Elsevier is also using AI to monetize new product offerings and improve on existing ones. In a particular example, AI was used to extract medical images from a database that was several decades old. Not only were the images extracted, the material was classified and annotated, made searchable, and repackaged as a new offering in a matter of a few weeks. Without the use of AI, an undertaking such as this would have involved literally several years of effort. Not worth it! But AI makes things like this possible.
According to the leadership at Elsevier, the key to enabling more widespread adoption of AI is to ensure that the tech team gains a comprehensive understanding of the organization’s data and also ensures that staff are trained on newly emerging AI related capabilities.

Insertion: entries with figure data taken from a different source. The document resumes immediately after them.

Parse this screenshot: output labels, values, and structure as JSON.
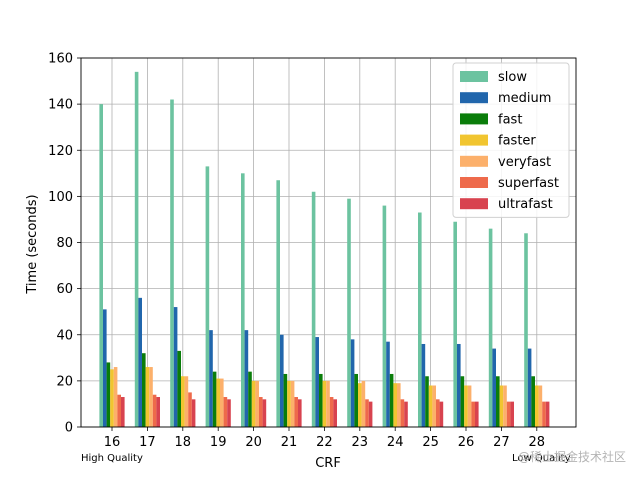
{
  "chart_data": {
    "type": "bar",
    "xlabel": "CRF",
    "ylabel": "Time (seconds)",
    "ylim": [
      0,
      160
    ],
    "yticks": [
      0,
      20,
      40,
      60,
      80,
      100,
      120,
      140,
      160
    ],
    "grid": true,
    "legend_position": "top-right",
    "categories": [
      "16",
      "17",
      "18",
      "19",
      "20",
      "21",
      "22",
      "23",
      "24",
      "25",
      "26",
      "27",
      "28"
    ],
    "series": [
      {
        "name": "slow",
        "color": "#6cc3a0",
        "values": [
          140,
          154,
          142,
          113,
          110,
          107,
          102,
          99,
          96,
          93,
          89,
          86,
          84
        ]
      },
      {
        "name": "medium",
        "color": "#2166ac",
        "values": [
          51,
          56,
          52,
          42,
          42,
          40,
          39,
          38,
          37,
          36,
          36,
          34,
          34
        ]
      },
      {
        "name": "fast",
        "color": "#0a7d0a",
        "values": [
          28,
          32,
          33,
          24,
          24,
          23,
          23,
          23,
          23,
          22,
          22,
          22,
          22
        ]
      },
      {
        "name": "faster",
        "color": "#f1c530",
        "values": [
          25,
          26,
          22,
          21,
          20,
          20,
          20,
          19,
          19,
          18,
          18,
          18,
          18
        ]
      },
      {
        "name": "veryfast",
        "color": "#fcb06b",
        "values": [
          26,
          26,
          22,
          21,
          20,
          20,
          20,
          20,
          19,
          18,
          18,
          18,
          18
        ]
      },
      {
        "name": "superfast",
        "color": "#ee6a4b",
        "values": [
          14,
          14,
          15,
          13,
          13,
          13,
          13,
          12,
          12,
          12,
          11,
          11,
          11
        ]
      },
      {
        "name": "ultrafast",
        "color": "#d8434f",
        "values": [
          13,
          13,
          12,
          12,
          12,
          12,
          12,
          11,
          11,
          11,
          11,
          11,
          11
        ]
      }
    ],
    "annotations": {
      "left_note": "High Quality",
      "right_note": "Low Quality"
    }
  },
  "watermark": "@稀土掘金技术社区"
}
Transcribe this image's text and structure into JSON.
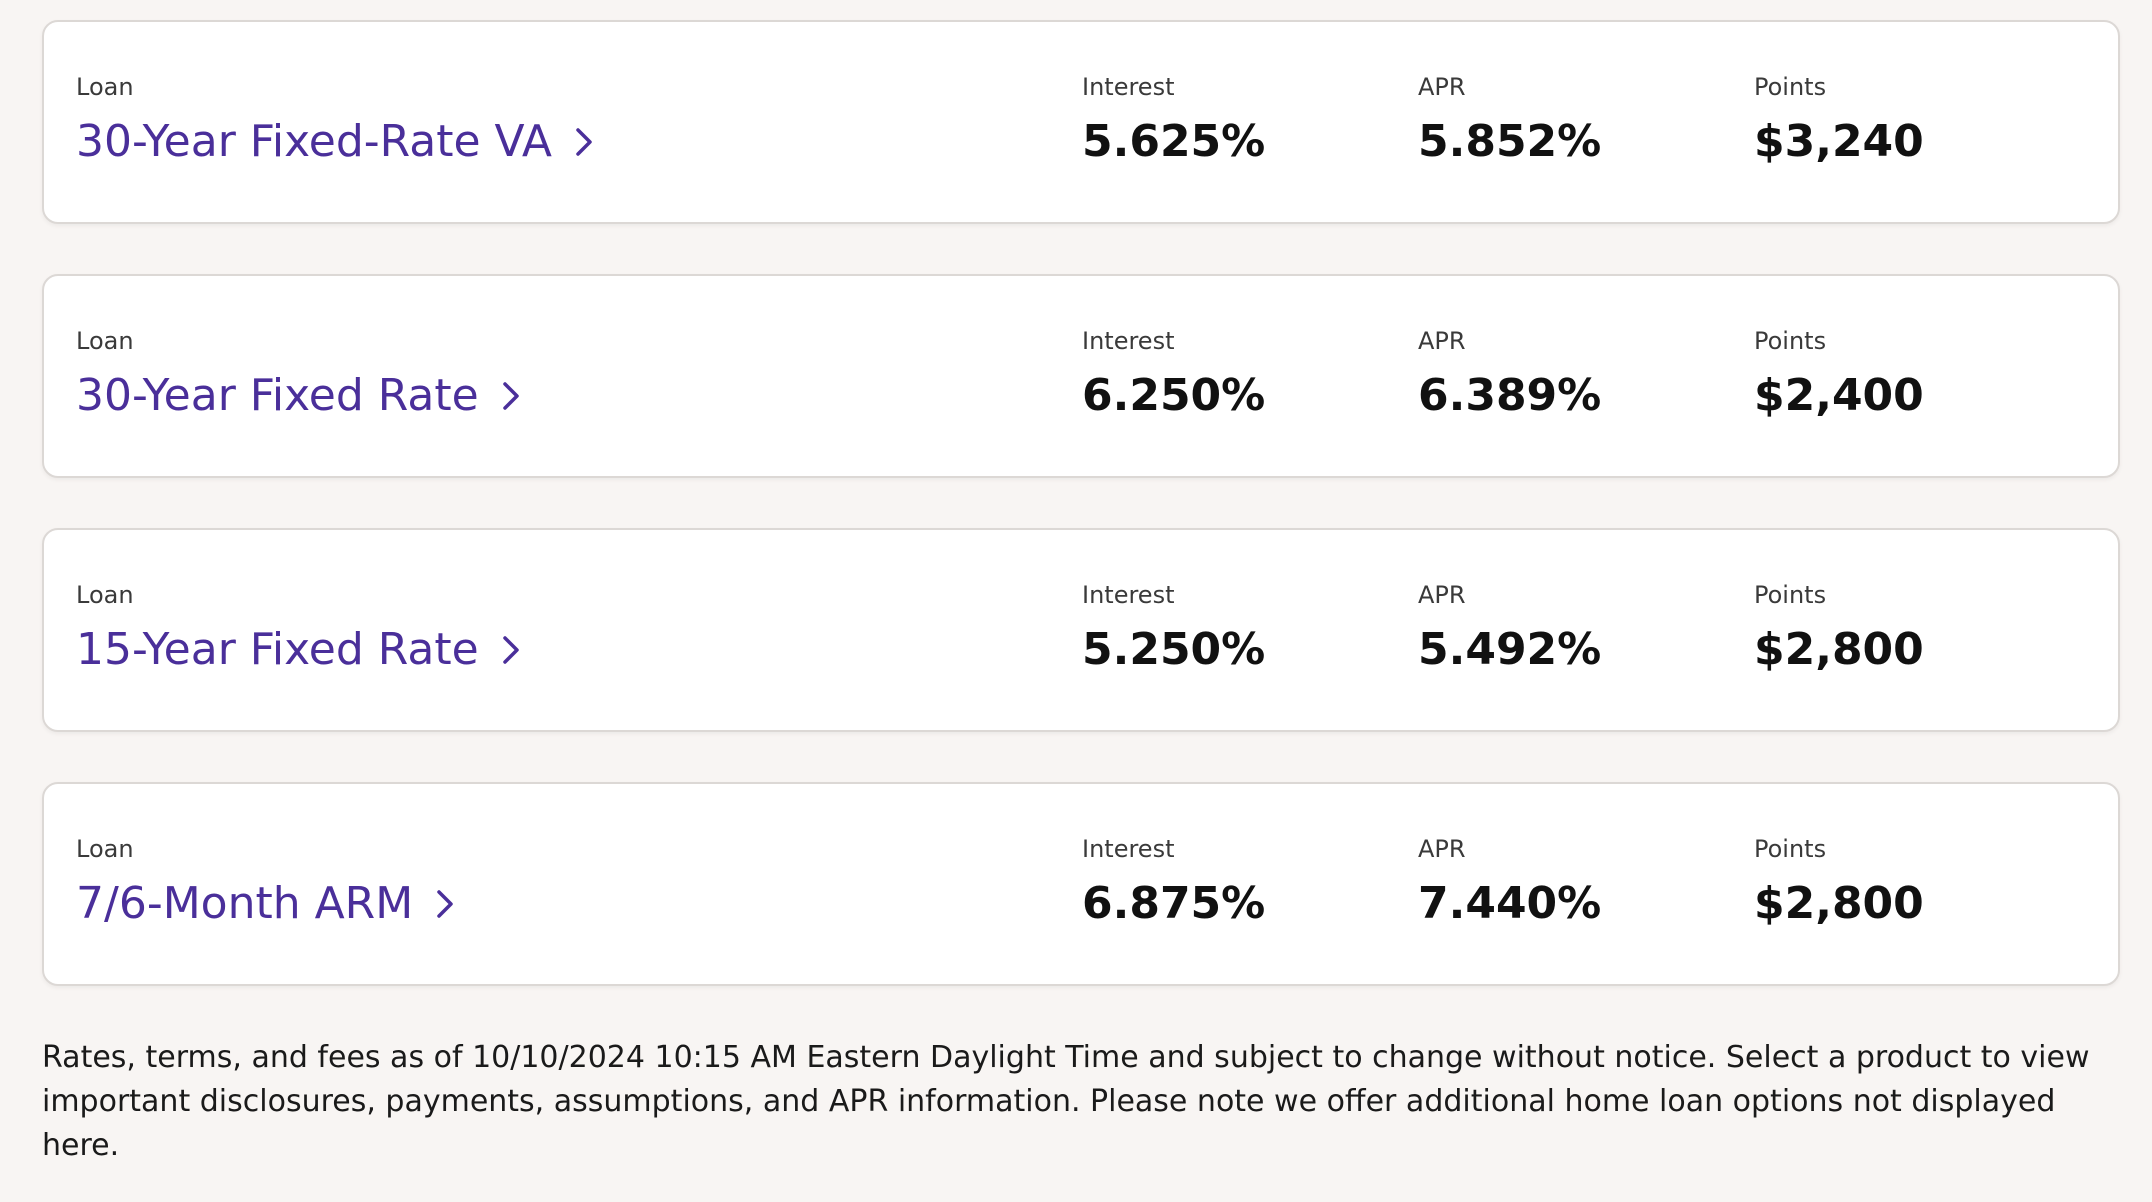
{
  "colors": {
    "background": "#f8f5f3",
    "card": "#ffffff",
    "link": "#4a2f9a",
    "text": "#111111"
  },
  "loans": [
    {
      "loan_label": "Loan",
      "name": "30-Year Fixed-Rate VA",
      "interest_label": "Interest",
      "interest": "5.625%",
      "apr_label": "APR",
      "apr": "5.852%",
      "points_label": "Points",
      "points": "$3,240",
      "icon": "chevron-right-icon"
    },
    {
      "loan_label": "Loan",
      "name": "30-Year Fixed Rate",
      "interest_label": "Interest",
      "interest": "6.250%",
      "apr_label": "APR",
      "apr": "6.389%",
      "points_label": "Points",
      "points": "$2,400",
      "icon": "chevron-right-icon"
    },
    {
      "loan_label": "Loan",
      "name": "15-Year Fixed Rate",
      "interest_label": "Interest",
      "interest": "5.250%",
      "apr_label": "APR",
      "apr": "5.492%",
      "points_label": "Points",
      "points": "$2,800",
      "icon": "chevron-right-icon"
    },
    {
      "loan_label": "Loan",
      "name": "7/6-Month ARM",
      "interest_label": "Interest",
      "interest": "6.875%",
      "apr_label": "APR",
      "apr": "7.440%",
      "points_label": "Points",
      "points": "$2,800",
      "icon": "chevron-right-icon"
    }
  ],
  "disclaimer": "Rates, terms, and fees as of 10/10/2024 10:15 AM Eastern Daylight Time and subject to change without notice. Select a product to view important disclosures, payments, assumptions, and APR information. Please note we offer additional home loan options not displayed here."
}
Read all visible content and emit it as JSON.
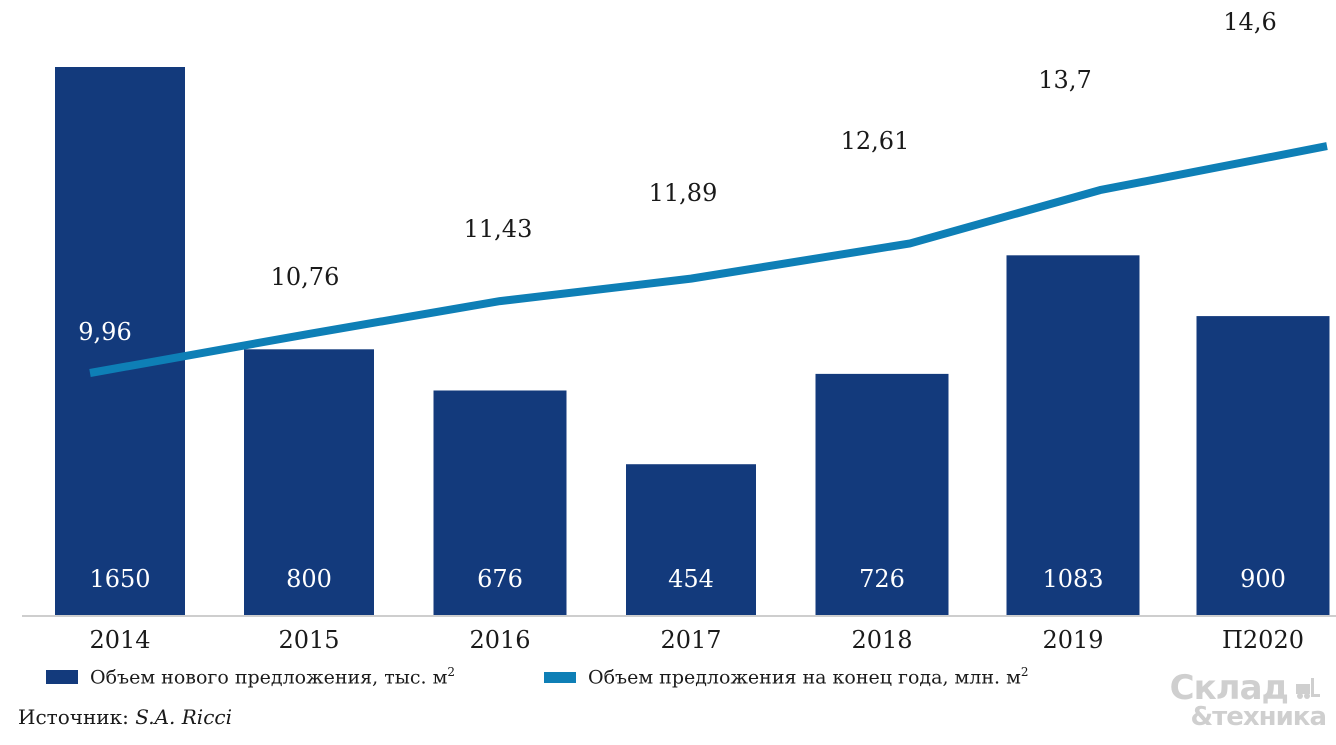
{
  "chart_data": {
    "type": "bar",
    "categories": [
      "2014",
      "2015",
      "2016",
      "2017",
      "2018",
      "2019",
      "П2020"
    ],
    "series": [
      {
        "name": "Объем нового предложения, тыс. м²",
        "type": "bar",
        "color": "#133a7c",
        "values": [
          1650,
          800,
          676,
          454,
          726,
          1083,
          900
        ]
      },
      {
        "name": "Объем предложения на конец года, млн. м²",
        "type": "line",
        "color": "#0e7fb6",
        "values": [
          9.96,
          10.76,
          11.43,
          11.89,
          12.61,
          13.7,
          14.6
        ]
      }
    ],
    "bar_labels": [
      "1650",
      "800",
      "676",
      "454",
      "726",
      "1083",
      "900"
    ],
    "line_labels": [
      "9,96",
      "10,76",
      "11,43",
      "11,89",
      "12,61",
      "13,7",
      "14,6"
    ],
    "legend_placement": "bottom",
    "grid": false
  },
  "legend": {
    "bar_label": "Объем нового предложения, тыс. м",
    "line_label": "Объем предложения на конец года, млн. м",
    "superscript": "2"
  },
  "source": {
    "prefix": "Источник: ",
    "name": "S.A. Ricci"
  },
  "logo": {
    "line1": "Склад",
    "line2": "&техника"
  }
}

Intelligent banking applications
Capital One has gone significantly down the journey of tapping AI and machine learning to transform its banking systems and customer service. Last March, Capital One announced that Amazon Alexa was being integrated into its systems so as to set up a foundation for new-age services that would enable remote banking for customers in a hands-free manner across environments.
Capital One also has plans to tap machine learning to detect fraud, identify new opportunities for business, and improve customer service. Capital One is also tapping machine learning to identify a neighborhood’s unique characteristics that are causing residents to move in or move out. It is doing this so as to optimize its underwriting process for home loans in both existing and new markets.
Restaurant applications – TGIF
TGI Fridays has implemented advanced machine learning capabilities to improve the customer experience. The capabilities have been used to deploy conversation-based tools for improving the customer experience. After deploying these tools, TGIF noticed an almost 500 percent increase in customer engagement on social media channels.
It has also seen a significant increase in conversations that initiate commercial activities such as making reservations through social media platforms or ordering food.
The same AI-related capabilities also have the ability to help TGIF develop product offerings in the future (how about some pumpkin pie!?). The kind of insights that are being gathered by the AI-driven tools can help TGIF understand customer preferences at a deeper level.
AI is being increasingly well regarded and implemented as part of the IT systems at companies for a variety of applications. Uptake is only expected to increase as time goes by.